I am passionate in my friendships; in fact, I am passionate about all things I love, from people to places to movies to books and in a few rare cases even things.  But I have had to accept, fortunately again in a few rare cases, that some relationships are not built to last.  There is almost always some pain in this, but endings are actually new paths that open for us, paths that the relationship prepared us for and pushed us towards.  This is the gift of a “failed” relationship:  it sends you in a new direction that you never would have conceived of if you hadn’t come through it exactly the way you did.  It was a gateway to a new part of your life, a new part of you.

There is humor and wisdom in the expression, “There’s nothing worse than a reformed drunk”, because it reminds us to laugh at the hypocrisy of judgments.  Have you ever known a slob who becomes a self-righteous neatnik after living with a worse slob?  We see ourselves mirrored in our exchanges with other people and when we don’t like the reflection, it is our invitation to grow and change. ..“When the student is ready, a teacher appears”.   I think this applies to every single relationship you have in your life. 
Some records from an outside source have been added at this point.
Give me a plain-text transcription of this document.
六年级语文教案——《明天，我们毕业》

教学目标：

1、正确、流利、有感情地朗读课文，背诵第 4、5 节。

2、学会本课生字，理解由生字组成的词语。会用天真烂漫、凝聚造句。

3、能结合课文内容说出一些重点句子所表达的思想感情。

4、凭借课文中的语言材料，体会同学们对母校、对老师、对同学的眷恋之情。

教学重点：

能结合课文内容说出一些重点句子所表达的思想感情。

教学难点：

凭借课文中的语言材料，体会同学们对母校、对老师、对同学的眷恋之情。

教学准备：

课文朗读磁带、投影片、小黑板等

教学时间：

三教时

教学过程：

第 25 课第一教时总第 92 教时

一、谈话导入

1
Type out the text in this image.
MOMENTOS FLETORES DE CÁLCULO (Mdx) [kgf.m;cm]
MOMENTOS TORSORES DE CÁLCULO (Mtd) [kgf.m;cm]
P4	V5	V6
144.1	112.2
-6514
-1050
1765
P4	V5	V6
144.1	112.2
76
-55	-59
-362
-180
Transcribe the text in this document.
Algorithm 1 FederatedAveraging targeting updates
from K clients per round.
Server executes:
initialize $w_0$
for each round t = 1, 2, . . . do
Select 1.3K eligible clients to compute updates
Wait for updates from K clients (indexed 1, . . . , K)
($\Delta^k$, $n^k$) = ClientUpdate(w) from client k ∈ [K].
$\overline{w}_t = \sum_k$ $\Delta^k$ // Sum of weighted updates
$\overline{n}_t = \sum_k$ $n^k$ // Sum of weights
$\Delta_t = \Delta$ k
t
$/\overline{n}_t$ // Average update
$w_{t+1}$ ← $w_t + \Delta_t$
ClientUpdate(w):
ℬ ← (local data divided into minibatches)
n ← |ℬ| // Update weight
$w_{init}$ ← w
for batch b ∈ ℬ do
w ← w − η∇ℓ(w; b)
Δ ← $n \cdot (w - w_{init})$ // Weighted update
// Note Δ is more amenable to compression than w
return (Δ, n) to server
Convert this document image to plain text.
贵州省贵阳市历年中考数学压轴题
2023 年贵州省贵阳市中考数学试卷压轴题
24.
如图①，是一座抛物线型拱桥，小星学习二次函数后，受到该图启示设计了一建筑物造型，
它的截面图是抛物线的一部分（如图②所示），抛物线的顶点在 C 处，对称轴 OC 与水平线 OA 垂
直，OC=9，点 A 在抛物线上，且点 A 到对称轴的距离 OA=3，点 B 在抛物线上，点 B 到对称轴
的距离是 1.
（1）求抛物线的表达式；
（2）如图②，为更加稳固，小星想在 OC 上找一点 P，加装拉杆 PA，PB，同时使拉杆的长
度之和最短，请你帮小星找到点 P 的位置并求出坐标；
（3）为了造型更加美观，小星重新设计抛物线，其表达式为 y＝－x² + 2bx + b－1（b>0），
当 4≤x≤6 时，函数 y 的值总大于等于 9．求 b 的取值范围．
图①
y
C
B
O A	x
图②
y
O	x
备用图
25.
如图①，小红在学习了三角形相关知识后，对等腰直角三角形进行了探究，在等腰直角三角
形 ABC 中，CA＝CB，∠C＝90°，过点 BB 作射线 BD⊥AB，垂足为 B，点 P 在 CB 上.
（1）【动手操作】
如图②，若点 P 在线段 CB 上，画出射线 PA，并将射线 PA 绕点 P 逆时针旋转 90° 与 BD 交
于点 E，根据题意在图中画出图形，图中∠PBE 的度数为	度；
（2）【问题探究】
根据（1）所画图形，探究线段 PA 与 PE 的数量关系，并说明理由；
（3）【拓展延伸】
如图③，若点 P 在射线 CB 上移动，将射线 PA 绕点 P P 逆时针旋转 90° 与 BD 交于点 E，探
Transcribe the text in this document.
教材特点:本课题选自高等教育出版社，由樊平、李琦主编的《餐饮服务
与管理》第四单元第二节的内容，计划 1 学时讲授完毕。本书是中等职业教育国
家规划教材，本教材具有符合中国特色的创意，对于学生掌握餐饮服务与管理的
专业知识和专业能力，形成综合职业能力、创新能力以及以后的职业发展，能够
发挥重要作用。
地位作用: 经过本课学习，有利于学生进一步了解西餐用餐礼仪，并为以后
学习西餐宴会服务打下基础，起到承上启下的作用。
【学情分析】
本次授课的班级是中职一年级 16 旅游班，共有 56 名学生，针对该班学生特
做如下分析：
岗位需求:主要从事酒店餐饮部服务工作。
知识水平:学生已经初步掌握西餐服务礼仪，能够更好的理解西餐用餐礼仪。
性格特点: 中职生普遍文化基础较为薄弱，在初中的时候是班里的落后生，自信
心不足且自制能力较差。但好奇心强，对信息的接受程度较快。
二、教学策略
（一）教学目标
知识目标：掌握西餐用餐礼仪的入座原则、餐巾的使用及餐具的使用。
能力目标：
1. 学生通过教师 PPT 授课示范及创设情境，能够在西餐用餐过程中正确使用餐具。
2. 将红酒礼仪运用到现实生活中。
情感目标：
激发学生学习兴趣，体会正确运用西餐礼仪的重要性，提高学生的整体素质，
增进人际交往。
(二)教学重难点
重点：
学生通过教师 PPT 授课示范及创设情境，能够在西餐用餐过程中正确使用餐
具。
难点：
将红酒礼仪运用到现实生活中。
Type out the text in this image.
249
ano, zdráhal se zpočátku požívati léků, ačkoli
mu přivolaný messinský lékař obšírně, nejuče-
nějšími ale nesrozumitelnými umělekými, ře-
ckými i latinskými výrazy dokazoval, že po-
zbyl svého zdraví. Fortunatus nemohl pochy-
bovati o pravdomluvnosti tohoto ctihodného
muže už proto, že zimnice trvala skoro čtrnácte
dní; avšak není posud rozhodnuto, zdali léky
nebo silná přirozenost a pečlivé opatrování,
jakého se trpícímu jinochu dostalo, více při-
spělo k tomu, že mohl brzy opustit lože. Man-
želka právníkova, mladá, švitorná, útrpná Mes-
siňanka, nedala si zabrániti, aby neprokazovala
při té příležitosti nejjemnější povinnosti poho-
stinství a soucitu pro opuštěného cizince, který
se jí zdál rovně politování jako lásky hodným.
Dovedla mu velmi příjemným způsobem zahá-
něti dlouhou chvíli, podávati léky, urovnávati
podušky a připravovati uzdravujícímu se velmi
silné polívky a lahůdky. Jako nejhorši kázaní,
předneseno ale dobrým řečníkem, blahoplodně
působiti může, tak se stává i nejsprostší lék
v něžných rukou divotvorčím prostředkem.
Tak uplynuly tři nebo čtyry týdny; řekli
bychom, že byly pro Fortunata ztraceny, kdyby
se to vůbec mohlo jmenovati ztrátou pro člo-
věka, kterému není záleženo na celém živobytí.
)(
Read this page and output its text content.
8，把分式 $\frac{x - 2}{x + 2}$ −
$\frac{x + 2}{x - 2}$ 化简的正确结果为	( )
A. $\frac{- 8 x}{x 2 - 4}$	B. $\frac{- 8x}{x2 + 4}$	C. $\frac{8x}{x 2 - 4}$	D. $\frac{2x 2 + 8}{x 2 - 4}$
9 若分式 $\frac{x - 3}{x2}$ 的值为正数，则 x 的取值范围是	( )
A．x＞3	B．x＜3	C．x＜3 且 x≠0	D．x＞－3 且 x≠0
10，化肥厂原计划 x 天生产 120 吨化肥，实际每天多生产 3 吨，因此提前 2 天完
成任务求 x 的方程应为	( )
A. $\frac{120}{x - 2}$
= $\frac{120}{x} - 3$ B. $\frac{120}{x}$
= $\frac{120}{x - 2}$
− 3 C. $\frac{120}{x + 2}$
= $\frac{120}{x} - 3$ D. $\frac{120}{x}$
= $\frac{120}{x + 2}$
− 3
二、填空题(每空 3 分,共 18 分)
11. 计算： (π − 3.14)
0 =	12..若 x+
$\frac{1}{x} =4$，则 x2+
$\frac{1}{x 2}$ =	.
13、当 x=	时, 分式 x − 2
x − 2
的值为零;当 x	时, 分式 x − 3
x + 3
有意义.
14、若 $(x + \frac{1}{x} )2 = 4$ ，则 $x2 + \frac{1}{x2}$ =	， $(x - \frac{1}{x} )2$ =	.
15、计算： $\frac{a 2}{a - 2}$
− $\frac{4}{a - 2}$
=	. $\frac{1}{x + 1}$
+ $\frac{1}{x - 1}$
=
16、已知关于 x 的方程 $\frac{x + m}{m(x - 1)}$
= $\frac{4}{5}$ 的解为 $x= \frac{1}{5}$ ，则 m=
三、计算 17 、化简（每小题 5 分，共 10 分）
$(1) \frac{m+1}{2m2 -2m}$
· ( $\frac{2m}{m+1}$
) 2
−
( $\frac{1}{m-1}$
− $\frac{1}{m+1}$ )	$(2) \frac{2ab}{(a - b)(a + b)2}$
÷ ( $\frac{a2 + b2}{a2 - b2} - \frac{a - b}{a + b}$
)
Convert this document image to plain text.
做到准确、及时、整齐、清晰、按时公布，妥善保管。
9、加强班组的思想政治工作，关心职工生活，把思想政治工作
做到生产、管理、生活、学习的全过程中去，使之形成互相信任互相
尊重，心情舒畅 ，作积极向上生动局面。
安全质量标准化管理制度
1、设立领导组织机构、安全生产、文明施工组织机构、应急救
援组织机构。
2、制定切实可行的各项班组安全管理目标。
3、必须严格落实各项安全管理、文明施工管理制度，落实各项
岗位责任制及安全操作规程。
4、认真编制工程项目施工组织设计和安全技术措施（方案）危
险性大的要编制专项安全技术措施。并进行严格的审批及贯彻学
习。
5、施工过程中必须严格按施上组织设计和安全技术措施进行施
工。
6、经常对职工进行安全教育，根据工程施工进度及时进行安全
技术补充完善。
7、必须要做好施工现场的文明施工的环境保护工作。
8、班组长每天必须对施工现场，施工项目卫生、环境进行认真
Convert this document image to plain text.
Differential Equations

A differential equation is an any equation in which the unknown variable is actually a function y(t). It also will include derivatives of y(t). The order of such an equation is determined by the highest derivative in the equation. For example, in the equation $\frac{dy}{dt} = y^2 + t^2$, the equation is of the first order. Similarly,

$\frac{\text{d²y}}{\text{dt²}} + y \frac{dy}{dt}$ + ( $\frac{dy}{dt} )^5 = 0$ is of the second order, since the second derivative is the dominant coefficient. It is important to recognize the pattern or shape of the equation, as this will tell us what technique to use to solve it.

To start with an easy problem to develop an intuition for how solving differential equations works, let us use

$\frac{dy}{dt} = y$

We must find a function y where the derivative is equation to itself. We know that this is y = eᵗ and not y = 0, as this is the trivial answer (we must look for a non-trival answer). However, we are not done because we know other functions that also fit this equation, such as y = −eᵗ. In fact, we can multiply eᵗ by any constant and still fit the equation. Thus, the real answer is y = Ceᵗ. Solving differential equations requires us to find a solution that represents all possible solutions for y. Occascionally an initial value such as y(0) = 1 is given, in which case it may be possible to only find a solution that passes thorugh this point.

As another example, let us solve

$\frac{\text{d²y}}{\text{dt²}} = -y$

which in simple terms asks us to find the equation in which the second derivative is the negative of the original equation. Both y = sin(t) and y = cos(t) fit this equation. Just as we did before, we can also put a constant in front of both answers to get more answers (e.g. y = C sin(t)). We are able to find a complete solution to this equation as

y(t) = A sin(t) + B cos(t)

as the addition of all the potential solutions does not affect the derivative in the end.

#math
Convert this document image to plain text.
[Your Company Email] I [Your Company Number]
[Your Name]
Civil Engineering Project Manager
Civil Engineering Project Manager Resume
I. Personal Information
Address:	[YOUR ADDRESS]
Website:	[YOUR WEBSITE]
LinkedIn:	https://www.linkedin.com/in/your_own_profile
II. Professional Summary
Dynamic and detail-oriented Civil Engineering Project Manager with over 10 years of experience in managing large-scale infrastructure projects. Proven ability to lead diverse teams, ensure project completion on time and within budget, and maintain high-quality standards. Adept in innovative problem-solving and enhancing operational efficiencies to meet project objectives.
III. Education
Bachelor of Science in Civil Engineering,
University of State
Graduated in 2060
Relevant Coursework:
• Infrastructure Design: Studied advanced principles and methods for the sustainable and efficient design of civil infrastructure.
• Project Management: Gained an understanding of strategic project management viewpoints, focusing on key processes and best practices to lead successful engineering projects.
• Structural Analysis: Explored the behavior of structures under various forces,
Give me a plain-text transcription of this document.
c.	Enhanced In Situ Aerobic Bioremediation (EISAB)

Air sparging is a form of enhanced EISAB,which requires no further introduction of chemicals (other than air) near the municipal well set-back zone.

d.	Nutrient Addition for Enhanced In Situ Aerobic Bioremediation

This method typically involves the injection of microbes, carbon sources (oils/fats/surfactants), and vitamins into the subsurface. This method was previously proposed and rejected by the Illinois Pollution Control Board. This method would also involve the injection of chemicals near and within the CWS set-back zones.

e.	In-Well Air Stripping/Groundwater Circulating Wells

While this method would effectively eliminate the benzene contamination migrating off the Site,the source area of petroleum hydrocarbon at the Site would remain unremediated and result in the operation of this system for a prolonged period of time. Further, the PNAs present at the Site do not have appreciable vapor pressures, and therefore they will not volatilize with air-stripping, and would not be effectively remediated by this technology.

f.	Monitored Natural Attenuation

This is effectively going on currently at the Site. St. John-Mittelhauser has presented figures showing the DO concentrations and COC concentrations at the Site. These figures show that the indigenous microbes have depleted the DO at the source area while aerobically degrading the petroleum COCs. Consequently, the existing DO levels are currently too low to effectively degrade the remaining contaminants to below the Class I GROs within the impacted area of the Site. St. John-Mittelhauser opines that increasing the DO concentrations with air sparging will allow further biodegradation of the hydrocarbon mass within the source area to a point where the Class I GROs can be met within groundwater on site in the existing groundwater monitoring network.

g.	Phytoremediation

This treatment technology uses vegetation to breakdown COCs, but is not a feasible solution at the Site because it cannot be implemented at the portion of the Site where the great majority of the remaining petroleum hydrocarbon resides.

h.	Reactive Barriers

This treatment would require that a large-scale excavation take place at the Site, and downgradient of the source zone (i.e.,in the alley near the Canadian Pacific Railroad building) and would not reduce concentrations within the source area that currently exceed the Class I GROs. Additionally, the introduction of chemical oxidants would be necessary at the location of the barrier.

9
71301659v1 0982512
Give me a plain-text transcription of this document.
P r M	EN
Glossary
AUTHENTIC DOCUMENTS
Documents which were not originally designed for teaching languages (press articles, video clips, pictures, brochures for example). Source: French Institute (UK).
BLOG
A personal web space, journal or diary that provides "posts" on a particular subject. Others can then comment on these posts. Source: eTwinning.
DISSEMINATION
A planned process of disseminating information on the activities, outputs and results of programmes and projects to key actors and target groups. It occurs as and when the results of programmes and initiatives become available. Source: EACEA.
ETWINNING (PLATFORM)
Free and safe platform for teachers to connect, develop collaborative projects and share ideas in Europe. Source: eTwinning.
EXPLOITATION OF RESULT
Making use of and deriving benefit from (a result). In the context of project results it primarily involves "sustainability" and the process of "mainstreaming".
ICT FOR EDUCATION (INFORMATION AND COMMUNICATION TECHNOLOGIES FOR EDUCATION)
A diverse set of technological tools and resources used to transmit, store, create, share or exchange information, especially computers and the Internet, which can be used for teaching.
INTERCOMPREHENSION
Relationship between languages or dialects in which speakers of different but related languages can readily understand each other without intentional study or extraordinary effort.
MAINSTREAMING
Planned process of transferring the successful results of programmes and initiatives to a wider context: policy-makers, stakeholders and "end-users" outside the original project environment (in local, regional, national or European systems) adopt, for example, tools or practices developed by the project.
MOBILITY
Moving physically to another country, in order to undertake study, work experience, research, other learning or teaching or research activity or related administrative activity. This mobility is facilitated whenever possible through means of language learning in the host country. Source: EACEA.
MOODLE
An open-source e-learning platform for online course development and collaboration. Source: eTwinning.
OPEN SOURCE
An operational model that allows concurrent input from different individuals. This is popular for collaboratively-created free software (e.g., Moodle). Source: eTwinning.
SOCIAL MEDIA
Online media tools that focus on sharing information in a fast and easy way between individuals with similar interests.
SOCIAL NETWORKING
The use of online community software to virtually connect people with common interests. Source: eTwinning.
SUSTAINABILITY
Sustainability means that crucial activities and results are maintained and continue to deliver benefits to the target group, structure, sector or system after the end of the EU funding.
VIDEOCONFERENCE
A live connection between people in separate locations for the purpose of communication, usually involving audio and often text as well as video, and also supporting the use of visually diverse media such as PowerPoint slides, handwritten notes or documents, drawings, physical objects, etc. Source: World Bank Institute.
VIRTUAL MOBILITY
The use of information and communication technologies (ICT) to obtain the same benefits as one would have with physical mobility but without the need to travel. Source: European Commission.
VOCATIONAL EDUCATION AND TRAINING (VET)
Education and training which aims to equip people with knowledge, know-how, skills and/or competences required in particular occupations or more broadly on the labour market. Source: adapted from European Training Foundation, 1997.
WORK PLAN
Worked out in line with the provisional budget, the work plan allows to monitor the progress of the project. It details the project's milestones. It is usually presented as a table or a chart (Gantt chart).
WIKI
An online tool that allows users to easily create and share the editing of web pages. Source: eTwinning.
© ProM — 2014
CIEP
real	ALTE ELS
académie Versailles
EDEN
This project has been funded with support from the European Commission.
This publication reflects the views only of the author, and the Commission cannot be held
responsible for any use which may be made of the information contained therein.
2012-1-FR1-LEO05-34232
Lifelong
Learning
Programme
But here’s the rub:  in each of those relationships you are BOTH teacher AND student.  We learn from each other, sometimes through joyful communion and sometimes…not so joyful.  The Buddhists believe it is the people who irritate us and push our buttons that we have the most to learn from.  There is an old legend about a man who was relocating to a new village and insisted on taking his worst and most insubordinate servant along.  When the head houseman questioned this decision his master told him he had heard the inhabitants of the new village were so pleasant he was afraid he would not have any opportunity for personal growth without him.  Love it!

So here is my conclusion:  you haven’t ruined anything.  If you are still breathing, you still have an opportunity to bring your best self to the table and live a life you feel good about.  That will mean a million different things to a million different people and that is how it is supposed to be.  We travel many roads with our various companions while we are here on earth, some of them more enjoyable than others, all of them crucial to the development of our true selves.  

 Like an irritant forms a pearl, we are honed into our best selves by the people who challenge us as much as those who love us.  We learn from each other and while we definitely will have preferences about the lessons we get, all of them are ultimately useful if we remember to see them that way.  Not a single thing you have done in your life has been in vain, because you (and/or someone else!) have learned from it.  You haven’t ruined anything.  You are on a journey and even if you sometimes feel lost, the destination is never in doubt.